Code portability and compression#
SPIR-V, generic code objects, and offload compression are three technologies available in the ROCm software stack. This article describes these technologies and highlights situations when a particular solution might best be used.
SPIR-V#
SPIR-V is an additional offload architecture, as described in ROCm support for SPIR-V. The SPIR-V architecture is an abstract architecture that can stand in for multiple AMD GPUs. At runtime the abstract target is redefined as the concrete target of a specific AMD GPU, and details of the target become available at runtime.
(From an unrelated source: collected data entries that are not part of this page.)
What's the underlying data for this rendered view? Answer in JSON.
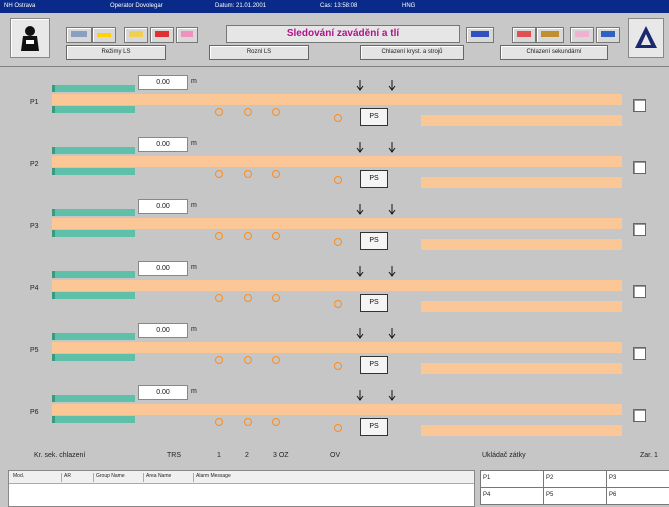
{
  "titlebar": {
    "app": "NH Ostrava",
    "operator": "Operator Dovolegar",
    "date": "Datum: 21.01.2001",
    "time": "Cas: 13:58:08",
    "code": "HNG"
  },
  "toolbar": {
    "screen_title": "Sledování zavádění a tlí",
    "nav_buttons": [
      "Režimy LS",
      "Roznl LS",
      "Chlazení kryst. a strojů",
      "Chlazení sekundární"
    ]
  },
  "rows": [
    {
      "label": "P1",
      "value": "0.00",
      "unit": "m",
      "ps": "PS"
    },
    {
      "label": "P2",
      "value": "0.00",
      "unit": "m",
      "ps": "PS"
    },
    {
      "label": "P3",
      "value": "0.00",
      "unit": "m",
      "ps": "PS"
    },
    {
      "label": "P4",
      "value": "0.00",
      "unit": "m",
      "ps": "PS"
    },
    {
      "label": "P5",
      "value": "0.00",
      "unit": "m",
      "ps": "PS"
    },
    {
      "label": "P6",
      "value": "0.00",
      "unit": "m",
      "ps": "PS"
    }
  ],
  "legend": {
    "kr": "Kr. sek. chlazení",
    "trs": "TRS",
    "n1": "1",
    "n2": "2",
    "n3oz": "3 OZ",
    "ov": "OV",
    "save": "Ukládač zátky",
    "zar": "Zar. 1"
  },
  "alarm_table": {
    "columns": [
      "Mod.",
      "AR",
      "Group Name",
      "Area Name",
      "Alarm Message"
    ]
  },
  "p_grid": [
    "P1",
    "P2",
    "P3",
    "P4",
    "P5",
    "P6"
  ],
  "colors": {
    "accent_title": "#b0138a",
    "band": "#fbc797",
    "teal": "#5ec0a8",
    "dot": "#ff8c1a",
    "titlebar": "#0a2a8a"
  },
  "icons": [
    "logo-icon",
    "print-icon",
    "folder-icon",
    "alarm-icon",
    "trend-icon",
    "rewind-icon",
    "delete-icon",
    "key-icon",
    "mail-icon",
    "triangle-logo-icon",
    "arrow-down-icon"
  ]
}
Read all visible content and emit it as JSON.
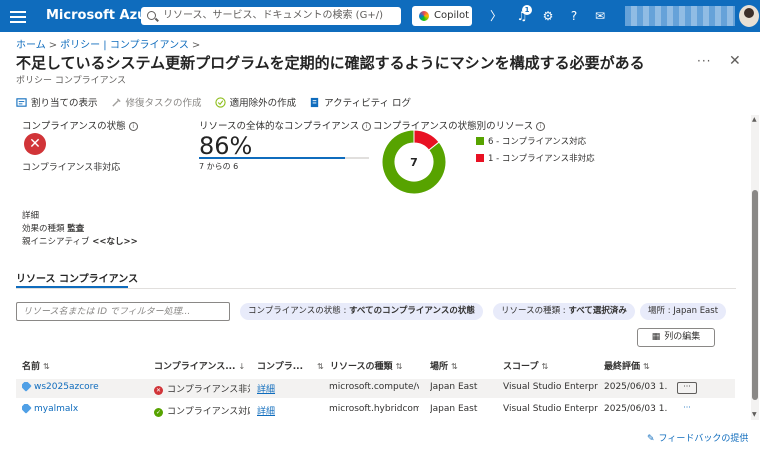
{
  "topbar": {
    "brand": "Microsoft Azure",
    "search_placeholder": "リソース、サービス、ドキュメントの検索 (G+/)",
    "copilot_label": "Copilot",
    "notification_count": "1"
  },
  "breadcrumb": [
    "ホーム",
    "ポリシー | コンプライアンス"
  ],
  "header": {
    "title": "不足しているシステム更新プログラムを定期的に確認するようにマシンを構成する必要がある",
    "subtitle": "ポリシー コンプライアンス",
    "more": "···"
  },
  "toolbar": {
    "items": [
      {
        "label": "割り当ての表示",
        "icon": "assignment-icon",
        "disabled": false
      },
      {
        "label": "修復タスクの作成",
        "icon": "remediation-icon",
        "disabled": true
      },
      {
        "label": "適用除外の作成",
        "icon": "exemption-icon",
        "disabled": false
      },
      {
        "label": "アクティビティ ログ",
        "icon": "activity-log-icon",
        "disabled": false
      }
    ]
  },
  "summary": {
    "state_title": "コンプライアンスの状態",
    "state_value": "コンプライアンス非対応",
    "overall_title": "リソースの全体的なコンプライアンス",
    "overall_percent": "86%",
    "overall_fraction": 0.86,
    "overall_detail": "7 からの 6",
    "donut_title": "コンプライアンスの状態別のリソース",
    "donut_total": "7",
    "details_title": "詳細",
    "effect_label": "効果の種類",
    "effect_value": "監査",
    "initiative_label": "親イニシアティブ",
    "initiative_value": "<<なし>>"
  },
  "chart_data": {
    "type": "pie",
    "categories": [
      "6 - コンプライアンス対応",
      "1 - コンプライアンス非対応"
    ],
    "values": [
      6,
      1
    ],
    "colors": [
      "#57a300",
      "#e81123"
    ],
    "legend": "right"
  },
  "tab": {
    "label": "リソース コンプライアンス"
  },
  "filters": {
    "search_placeholder": "リソース名または ID でフィルター処理...",
    "pills": [
      {
        "key": "コンプライアンスの状態 : ",
        "value": "すべてのコンプライアンスの状態"
      },
      {
        "key": "リソースの種類 : ",
        "value": "すべて選択済み"
      },
      {
        "key": "場所 : ",
        "value": "Japan East"
      }
    ],
    "edit_columns": "列の編集"
  },
  "table": {
    "columns": [
      "名前",
      "コンプライアンス...",
      "コンプラ...",
      "リソースの種類",
      "場所",
      "スコープ",
      "最終評価"
    ],
    "rows": [
      {
        "name": "ws2025azcore",
        "status": "コンプライアンス非対応",
        "status_type": "noncompliant",
        "detail": "詳細",
        "type": "microsoft.compute/vi...",
        "location": "Japan East",
        "scope": "Visual Studio Enterpri...",
        "last_eval": "2025/06/03 1..."
      },
      {
        "name": "myalmalx",
        "status": "コンプライアンス対応",
        "status_type": "compliant",
        "detail": "詳細",
        "type": "microsoft.hybridcom...",
        "location": "Japan East",
        "scope": "Visual Studio Enterpri...",
        "last_eval": "2025/06/03 1..."
      }
    ]
  },
  "footer": {
    "feedback": "フィードバックの提供"
  }
}
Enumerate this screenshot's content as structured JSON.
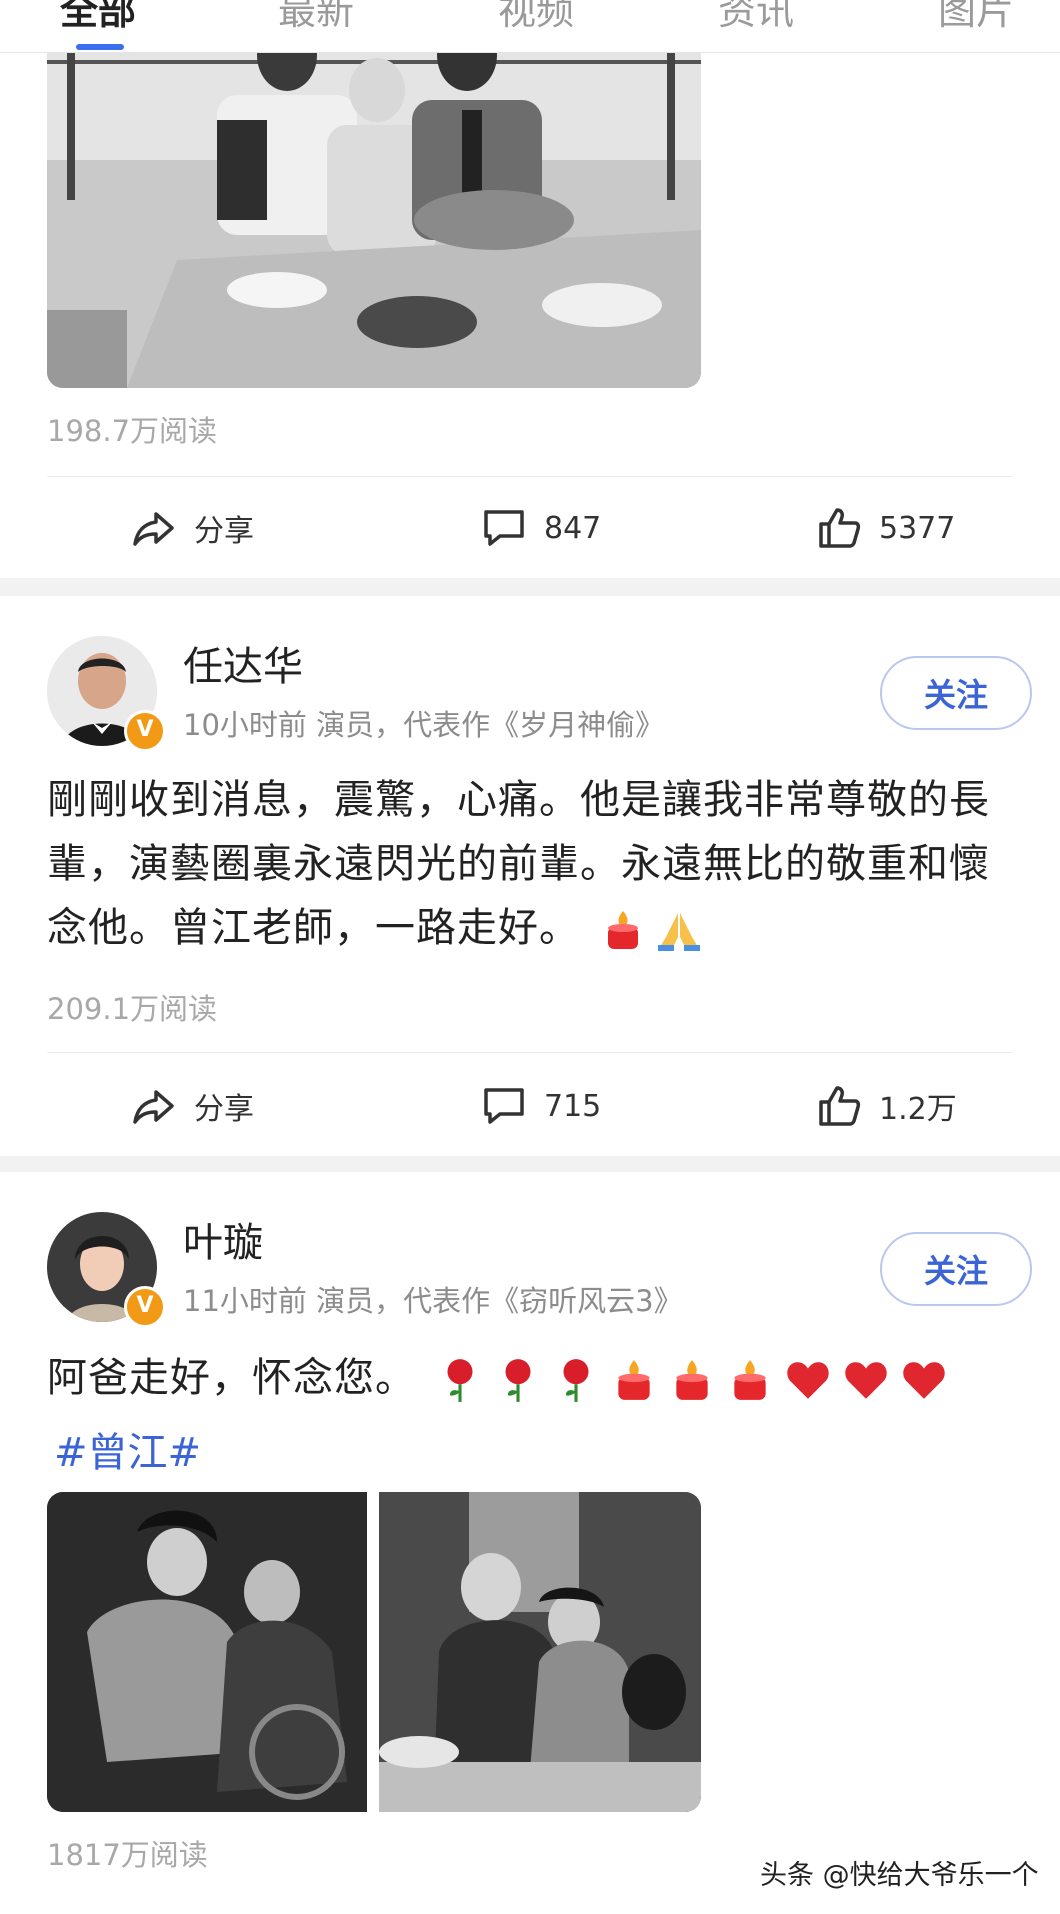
{
  "tabs": [
    "全部",
    "最新",
    "视频",
    "资讯",
    "图片"
  ],
  "posts": [
    {
      "reads": "198.7万阅读",
      "share_label": "分享",
      "comments": "847",
      "likes": "5377"
    },
    {
      "author": "任达华",
      "meta": "10小时前  演员，代表作《岁月神偷》",
      "follow_label": "关注",
      "text": "剛剛收到消息，震驚，心痛。他是讓我非常尊敬的長輩，演藝圈裏永遠閃光的前輩。永遠無比的敬重和懷念他。曾江老師，一路走好。",
      "emojis": [
        "candle",
        "pray"
      ],
      "reads": "209.1万阅读",
      "share_label": "分享",
      "comments": "715",
      "likes": "1.2万"
    },
    {
      "author": "叶璇",
      "meta": "11小时前  演员，代表作《窃听风云3》",
      "follow_label": "关注",
      "text": "阿爸走好，怀念您。",
      "emojis": [
        "rose",
        "rose",
        "rose",
        "candle",
        "candle",
        "candle",
        "heart",
        "heart",
        "heart"
      ],
      "hashtag": "#曾江#",
      "reads": "1817万阅读"
    }
  ],
  "badge_letter": "V",
  "watermark": "头条 @快给大爷乐一个",
  "colors": {
    "accent": "#3b65d4",
    "badge": "#f29a16",
    "muted": "#a8a8a8"
  }
}
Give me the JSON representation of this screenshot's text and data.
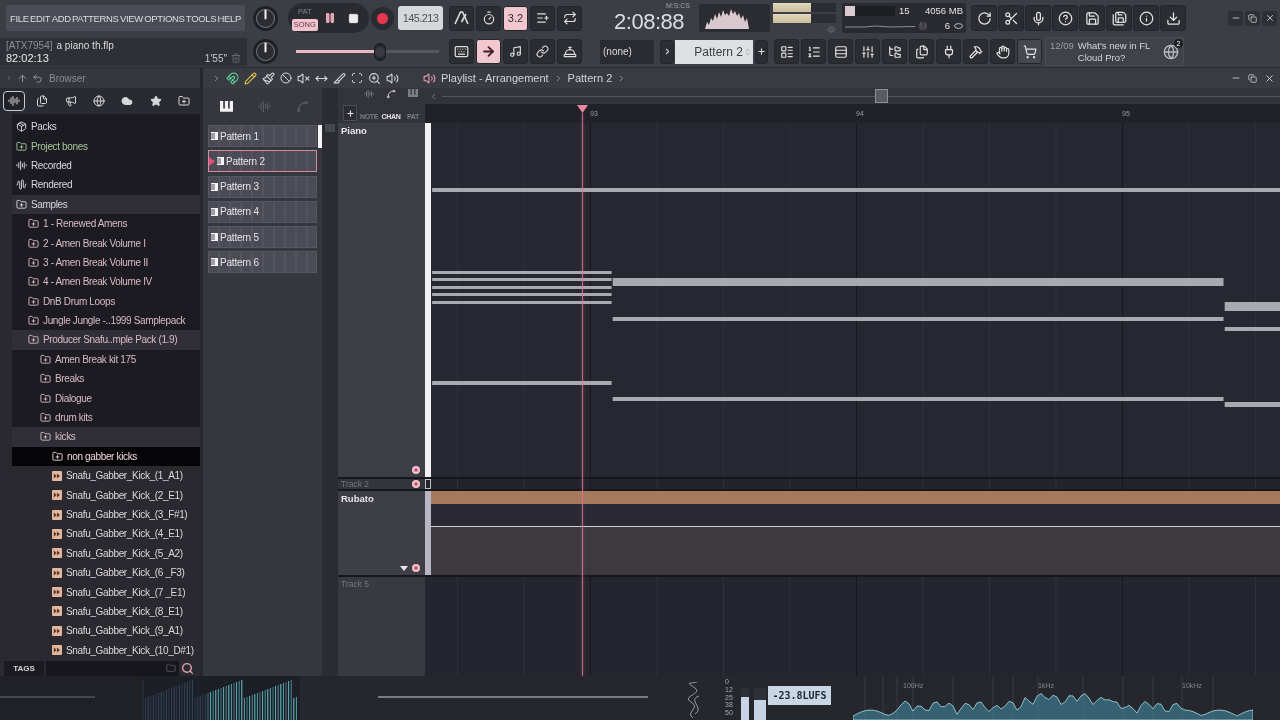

To support SPIR-V, developed by the Khronos Group, additions have been made to the compiler within the ROCm software stack. Also, a fork of the SPIR-V LLVM Translator has been created and a limited number of out-of-tree modifications have been added.
Generic code objects#
Generic code objects offer a mechanism to reduce the number of targeted offload architectures by targeting related “generic” offload architectures. Generic offload architectures reduce binary size and can also reduce build time. For example, instead of building for gfx1030 through gfx1036 (seven targets), you can target gfx10-3-generic (a single target) and build a binary that will run on each of those seven targets. The User Guide for AMDGPU Backend discusses Generic Processing Versioning and generic code objects, and lists currently supported generic offload architectures.
However, performance might be impacted because a generic code object is the lowest common denominator of all the related targets of the generic code object. Features of one target, such as gfx1033, might be unavailable when building the gfx10-3-generic code object if related members of that generic code object do not support the feature. Though, in general, generic code objects are defined so that there is no significant performance difference between generic code objects and its related targets.
Offload compression#
Offload compression is a HIP compiler option used to compress the device code. It does not modify the device code. For applications that target multiple offload architectures and want to decrease the overall size of the binary, offload compression is a good option. The feature is invoked via the –offload-compress compiler option:
clang --offload-compress ...
Compression happens at compile-time. Decompression occurs on the host at runtime, once for the entire compressed bundle. Compression and decompression are fast operations and do not add significant overhead to the compilation or runtime. Compression ratios will vary depending on the generated code. You can use the environment variable OFFLOAD_BUNDLER_VERBOSE=1 to output the compression ratio.